Even if your contract wording may exclude you directly from the class action, it is likely that all authors may benefit from a settlement that provides clarity on contractual and royalty issues pertaining to digital and subscription sales.
“This is not a case where authors should sit back and do nothing,” states Chanler A. Langham, point person for the law firm handling the case. “The more data we receive from authors, including contracts and royalty statements, the better. Before a case goes through discovery, there is always an information asymmetry with the defendant holding most of the cards, and so the more authors we speak with now, even if they are not a named plaintiff and have no intention of being one, the better our position will be.”
Langham encourages Cengage authors to contact him by phone at 713-653-7839 or by email firstname.lastname@example.org to discuss the case, explaining that “Cengage authors do not need to actively join or participate in the lawsuit at this time. If the case is certified as a class action, authors will be provided notice about their rights to continue to participate.”
It is also possible that the two current cases, Hull and Bernstein, could be combined into a single class action. Both cases were filed in the Southern District Court of New York and before the same judge. If and when the court certifies the class action, it will also define who is included in the class and order that they be notified.

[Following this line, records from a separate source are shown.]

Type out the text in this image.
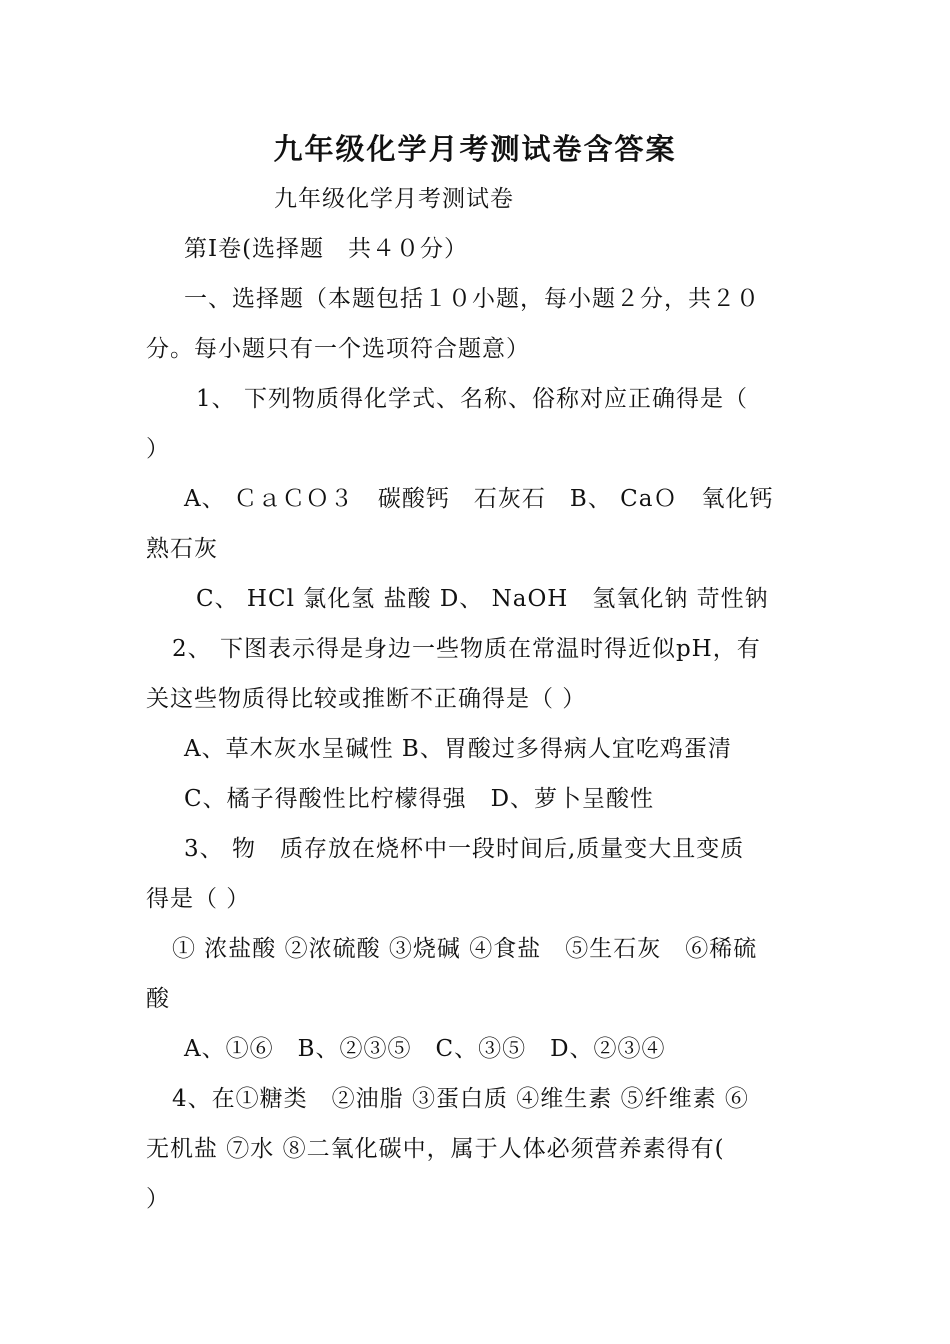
九年级化学月考测试卷含答案
九年级化学月考测试卷
第Ⅰ卷(选择题　共４０分）
一、选择题（本题包括１０小题，每小题２分，共２０
分。每小题只有一个选项符合题意）
1、 下列物质得化学式、名称、俗称对应正确得是（
）
A、 ＣａＣＯ３　碳酸钙　石灰石　B、 CaＯ　氧化钙
熟石灰
C、 HCl 氯化氢 盐酸 D、 NaOH　氢氧化钠 苛性钠
2、 下图表示得是身边一些物质在常温时得近似pH，有
关这些物质得比较或推断不正确得是（ ）
A、草木灰水呈碱性 B、胃酸过多得病人宜吃鸡蛋清
C、橘子得酸性比柠檬得强　D、萝卜呈酸性
3、 物　质存放在烧杯中一段时间后,质量变大且变质
得是（ ）
① 浓盐酸 ②浓硫酸 ③烧碱 ④食盐　⑤生石灰　⑥稀硫
酸
A、①⑥　B、②③⑤　C、③⑤　D、②③④
4、在①糖类　②油脂 ③蛋白质 ④维生素 ⑤纤维素 ⑥
无机盐 ⑦水 ⑧二氧化碳中，属于人体必须营养素得有(
）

Everyone in the class will be part of the case unless they choose to opt out by following the instructions in the class action notice.

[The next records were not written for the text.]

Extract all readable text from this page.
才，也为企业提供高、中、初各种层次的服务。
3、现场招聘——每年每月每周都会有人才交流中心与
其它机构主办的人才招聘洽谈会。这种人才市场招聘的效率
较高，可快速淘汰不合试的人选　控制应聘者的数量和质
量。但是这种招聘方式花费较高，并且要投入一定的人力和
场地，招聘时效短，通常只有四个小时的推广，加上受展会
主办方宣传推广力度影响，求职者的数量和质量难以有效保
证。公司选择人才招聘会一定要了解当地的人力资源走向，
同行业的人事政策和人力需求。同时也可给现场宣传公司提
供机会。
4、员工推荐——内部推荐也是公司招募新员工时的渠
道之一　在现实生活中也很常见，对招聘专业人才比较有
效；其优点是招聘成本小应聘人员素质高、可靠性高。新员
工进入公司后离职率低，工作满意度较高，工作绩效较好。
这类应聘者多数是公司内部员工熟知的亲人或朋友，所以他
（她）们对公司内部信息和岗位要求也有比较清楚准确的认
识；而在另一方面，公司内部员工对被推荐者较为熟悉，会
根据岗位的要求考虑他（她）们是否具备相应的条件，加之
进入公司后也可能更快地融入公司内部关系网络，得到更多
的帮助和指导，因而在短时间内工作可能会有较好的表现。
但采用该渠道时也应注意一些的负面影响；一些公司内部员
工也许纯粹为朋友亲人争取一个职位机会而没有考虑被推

When asked to comment on the Bernstein case, Cengage Vice President for Public & Media Relations Lindsay Stanley explained in a written statement that MindTap and Cengage Unlimited are an effort to “improve students’ access to affordable, quality learning materials.” She went on to write, “We have communicated clearly with our authors that the subscription service is consistent with the terms of their contracts, which we continue to honor. Since the service launched, we are in regular communication with them about the impact of the subscription on their royalties.”
June Jamrich Parsons is an educator, digital book pioneer, co-author of Texty and McGuffey Award-winning textbooks, a TAA Fellow, and chair of the Publishing Practices Committee. She co-developed the first commercially successful multimedia, interactive digital textbook; one that set the bar for platforms now being developed by educational publishers. Her career includes extensive classroom teaching, product design for eCourseware, textbook authoring for Course Technology and Cengage, Creative Strategist for MediaTechnics Corporation, and Director of Content for Veative Virtual Reality Labs. She holds a doctorate in instructional technology, CCP (Certified Computing Professional) certification, and is a member of the Association for Computing Machinery.